Charles se rapproche d'un pas, déploie le Monde, gazette sérieuse, posant son porteur et de format réduit, donc maniable, idéale pour masquer un tireur, malgré la discrétion de ses titres qui ne retiennent pas assez l'œil des victimes. Un demi-pas de plus et, touchant sans serrer, Charles balance légèrement le buste. Non, il ne prendra pas la montre ; la chaîne, bien ancrée, risque de rester en travers de la boutonnière. Il s'enquerra de l'heure ! Les tireurs aussi font des gammes et ce sont des gestes de cette sorte qui honorent le métier, qui le rendent proche de la prestidigitation. Charles cesse de respirer et retourne son journal : de la main droite bien sûr, celle que les imbéciles surveillent et qu'il faut leur montrer, innocente, tandis que s'affaire la gauche.
Quelle heure est-il ? Mais voyons Charles, il est onze heures seize pour ceux qui ont la prunelle aussi preste que la main.
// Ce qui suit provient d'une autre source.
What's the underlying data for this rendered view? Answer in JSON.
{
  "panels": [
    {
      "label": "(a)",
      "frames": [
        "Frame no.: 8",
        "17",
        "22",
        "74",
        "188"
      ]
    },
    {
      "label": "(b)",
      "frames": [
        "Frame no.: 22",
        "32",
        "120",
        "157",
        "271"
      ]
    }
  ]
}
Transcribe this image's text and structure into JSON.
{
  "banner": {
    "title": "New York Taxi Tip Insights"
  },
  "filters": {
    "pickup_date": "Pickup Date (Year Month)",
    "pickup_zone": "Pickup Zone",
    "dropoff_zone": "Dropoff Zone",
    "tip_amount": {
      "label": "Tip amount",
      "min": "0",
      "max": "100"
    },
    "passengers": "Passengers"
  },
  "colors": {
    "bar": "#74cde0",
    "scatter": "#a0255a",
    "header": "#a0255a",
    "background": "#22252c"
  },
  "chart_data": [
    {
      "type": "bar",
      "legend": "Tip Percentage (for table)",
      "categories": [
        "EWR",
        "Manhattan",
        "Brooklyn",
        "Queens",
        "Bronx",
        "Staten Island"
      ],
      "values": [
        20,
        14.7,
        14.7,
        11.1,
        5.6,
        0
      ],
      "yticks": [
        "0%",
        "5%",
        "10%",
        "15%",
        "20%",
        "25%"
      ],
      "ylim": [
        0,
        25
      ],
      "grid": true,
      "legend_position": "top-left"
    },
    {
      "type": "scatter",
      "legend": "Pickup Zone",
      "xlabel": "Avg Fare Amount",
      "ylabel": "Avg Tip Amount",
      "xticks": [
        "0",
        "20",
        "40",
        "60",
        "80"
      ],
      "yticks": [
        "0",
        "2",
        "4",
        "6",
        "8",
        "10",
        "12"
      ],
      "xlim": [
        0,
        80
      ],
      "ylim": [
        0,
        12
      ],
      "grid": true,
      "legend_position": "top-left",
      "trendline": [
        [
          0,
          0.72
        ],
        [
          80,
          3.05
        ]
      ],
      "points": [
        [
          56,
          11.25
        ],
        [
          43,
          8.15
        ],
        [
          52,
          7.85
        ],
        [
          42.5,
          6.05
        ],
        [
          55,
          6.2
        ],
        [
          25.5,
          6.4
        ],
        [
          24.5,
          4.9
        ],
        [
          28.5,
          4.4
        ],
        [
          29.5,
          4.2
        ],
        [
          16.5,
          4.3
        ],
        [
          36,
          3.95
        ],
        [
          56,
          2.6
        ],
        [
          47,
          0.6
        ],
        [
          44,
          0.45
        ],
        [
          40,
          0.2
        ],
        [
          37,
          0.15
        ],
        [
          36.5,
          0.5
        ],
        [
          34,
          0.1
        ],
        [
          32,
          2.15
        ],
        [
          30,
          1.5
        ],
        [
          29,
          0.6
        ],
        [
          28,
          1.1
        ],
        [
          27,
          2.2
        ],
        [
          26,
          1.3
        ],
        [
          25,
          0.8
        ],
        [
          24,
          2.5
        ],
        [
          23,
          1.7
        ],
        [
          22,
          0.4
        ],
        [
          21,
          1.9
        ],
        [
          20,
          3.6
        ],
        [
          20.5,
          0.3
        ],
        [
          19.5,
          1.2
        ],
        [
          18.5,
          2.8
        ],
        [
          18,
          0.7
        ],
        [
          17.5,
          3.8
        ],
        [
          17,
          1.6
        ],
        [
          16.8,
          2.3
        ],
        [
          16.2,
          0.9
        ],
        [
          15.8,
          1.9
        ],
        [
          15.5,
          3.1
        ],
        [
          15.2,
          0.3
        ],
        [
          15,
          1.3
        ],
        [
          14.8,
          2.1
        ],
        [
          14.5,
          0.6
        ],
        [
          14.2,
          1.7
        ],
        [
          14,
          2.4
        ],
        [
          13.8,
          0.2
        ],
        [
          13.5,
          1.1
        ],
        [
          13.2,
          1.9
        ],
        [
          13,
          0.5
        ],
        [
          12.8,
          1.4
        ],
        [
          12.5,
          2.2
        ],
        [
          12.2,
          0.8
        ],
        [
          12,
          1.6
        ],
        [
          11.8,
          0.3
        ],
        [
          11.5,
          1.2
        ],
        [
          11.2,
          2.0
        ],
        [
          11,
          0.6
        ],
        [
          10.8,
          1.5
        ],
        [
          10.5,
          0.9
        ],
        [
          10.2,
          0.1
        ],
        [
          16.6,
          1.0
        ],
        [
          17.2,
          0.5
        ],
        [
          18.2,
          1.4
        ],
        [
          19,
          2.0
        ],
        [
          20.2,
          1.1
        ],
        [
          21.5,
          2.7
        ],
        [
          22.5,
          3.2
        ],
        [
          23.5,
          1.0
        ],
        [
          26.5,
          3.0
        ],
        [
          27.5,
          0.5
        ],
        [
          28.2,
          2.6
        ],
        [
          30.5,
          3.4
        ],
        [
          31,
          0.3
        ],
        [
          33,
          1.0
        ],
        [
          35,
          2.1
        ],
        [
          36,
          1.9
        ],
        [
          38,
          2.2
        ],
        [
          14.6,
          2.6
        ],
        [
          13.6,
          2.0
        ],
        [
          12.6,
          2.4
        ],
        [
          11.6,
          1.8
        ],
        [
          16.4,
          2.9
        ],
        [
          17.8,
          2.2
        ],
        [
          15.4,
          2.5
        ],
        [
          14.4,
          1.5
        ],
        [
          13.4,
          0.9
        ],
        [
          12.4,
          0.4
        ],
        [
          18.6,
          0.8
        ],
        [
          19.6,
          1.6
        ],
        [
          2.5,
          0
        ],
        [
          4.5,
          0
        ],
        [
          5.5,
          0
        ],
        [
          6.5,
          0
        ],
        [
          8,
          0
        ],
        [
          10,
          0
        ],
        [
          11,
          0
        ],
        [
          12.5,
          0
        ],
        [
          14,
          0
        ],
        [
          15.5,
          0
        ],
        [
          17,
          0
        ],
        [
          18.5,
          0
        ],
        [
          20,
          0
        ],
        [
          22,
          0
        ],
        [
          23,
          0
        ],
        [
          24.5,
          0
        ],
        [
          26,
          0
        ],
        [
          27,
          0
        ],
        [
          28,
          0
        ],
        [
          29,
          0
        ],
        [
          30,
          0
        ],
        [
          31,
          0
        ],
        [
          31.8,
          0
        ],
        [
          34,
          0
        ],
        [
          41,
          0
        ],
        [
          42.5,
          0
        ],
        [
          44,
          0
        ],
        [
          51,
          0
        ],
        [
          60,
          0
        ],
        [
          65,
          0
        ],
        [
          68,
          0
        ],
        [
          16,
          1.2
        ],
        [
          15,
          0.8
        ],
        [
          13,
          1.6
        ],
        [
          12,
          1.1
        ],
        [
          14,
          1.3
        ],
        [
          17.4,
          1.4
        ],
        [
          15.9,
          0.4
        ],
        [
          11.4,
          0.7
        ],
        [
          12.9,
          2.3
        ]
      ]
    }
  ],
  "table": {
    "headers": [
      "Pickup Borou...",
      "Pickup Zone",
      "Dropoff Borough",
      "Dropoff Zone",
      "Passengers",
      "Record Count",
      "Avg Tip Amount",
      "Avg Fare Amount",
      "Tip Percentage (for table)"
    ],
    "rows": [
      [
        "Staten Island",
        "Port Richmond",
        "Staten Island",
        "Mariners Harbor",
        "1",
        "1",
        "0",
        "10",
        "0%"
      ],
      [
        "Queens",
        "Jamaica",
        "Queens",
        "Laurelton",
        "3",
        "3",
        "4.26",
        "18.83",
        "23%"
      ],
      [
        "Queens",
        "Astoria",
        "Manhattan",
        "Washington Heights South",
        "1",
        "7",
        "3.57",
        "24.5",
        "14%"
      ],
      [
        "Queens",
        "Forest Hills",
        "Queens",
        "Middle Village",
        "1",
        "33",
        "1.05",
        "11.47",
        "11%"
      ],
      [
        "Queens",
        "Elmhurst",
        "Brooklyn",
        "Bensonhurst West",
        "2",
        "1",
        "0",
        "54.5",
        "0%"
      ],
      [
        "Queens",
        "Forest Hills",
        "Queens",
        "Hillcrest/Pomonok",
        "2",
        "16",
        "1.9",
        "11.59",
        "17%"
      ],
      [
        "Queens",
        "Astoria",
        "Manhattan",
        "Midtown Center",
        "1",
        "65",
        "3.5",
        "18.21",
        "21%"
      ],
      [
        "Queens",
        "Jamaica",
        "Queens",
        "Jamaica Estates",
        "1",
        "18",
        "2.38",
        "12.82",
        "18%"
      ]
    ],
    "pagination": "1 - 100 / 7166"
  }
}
Un frémissement imperceptible, un rien, une caresse de papillon, tout est rentré dans l'ordre ; le journal se relève, se replie ; son propriétaire travaille de l'épaule, pousse d'une certaine façon un manutentionnaire en blouse grise qui perd l'équilibre et va donner du coude dans le ventre du poussah :
— Alors quoi ! gronde celui-ci qui, d'instinct, glisse l'index dans son gousset et s'écrie aussitôt : ma montre !
Vingt têtes se sont retournées, vingt mains plongent vers des portefeuilles, y compris celle de Charles. Mais déjà le bonhomme s'excuse et bafouille, rouge de confusion, incapable de comprendre pourquoi sa montre est passée du côté cœur au côté foie, dans l'autre poche de son gilet.
Daumesnil : Charles est descendu doucement ; il fiche distraitement dans sa cravate l'épingle qui ornait celle d'un voisin, resté dans le wagon, et qu'un réflexe lui a fait cueillir au passage. Saphir blanc sur tige de plaqué, cette pacotille ne vaut rien, mais Catherine aura la preuve qu'il a travaillé ce matin. Fichu métier ! Charles, dont tremble la précieuse main gauche, souffle un peu, attend la rame suivante qui débouche déjà du tunnel, conduite par un blondin dont l'éclair violet des contacteurs illumine le visage poupin. Les portières s'ouvrent : Charles avance, puis se rejette en arrière et file vers la sortie. Dans la seconde voiture il a repéré un civil d'allure suspecte, aux yeux mobiles. On ne sait jamais. Il y a vingt chances contre une pour qu'il ne s'agisse pas d'un fournisseur de la Tour pointue. Mais, les fesses serrées, l'épingle de cravate enfoncée dans la conscience, Charles galope à travers le couloir, bouscule un militaire, s'excuse, se cogne un genou au portillon, se fait vomir enfin par l'escalier mécanique.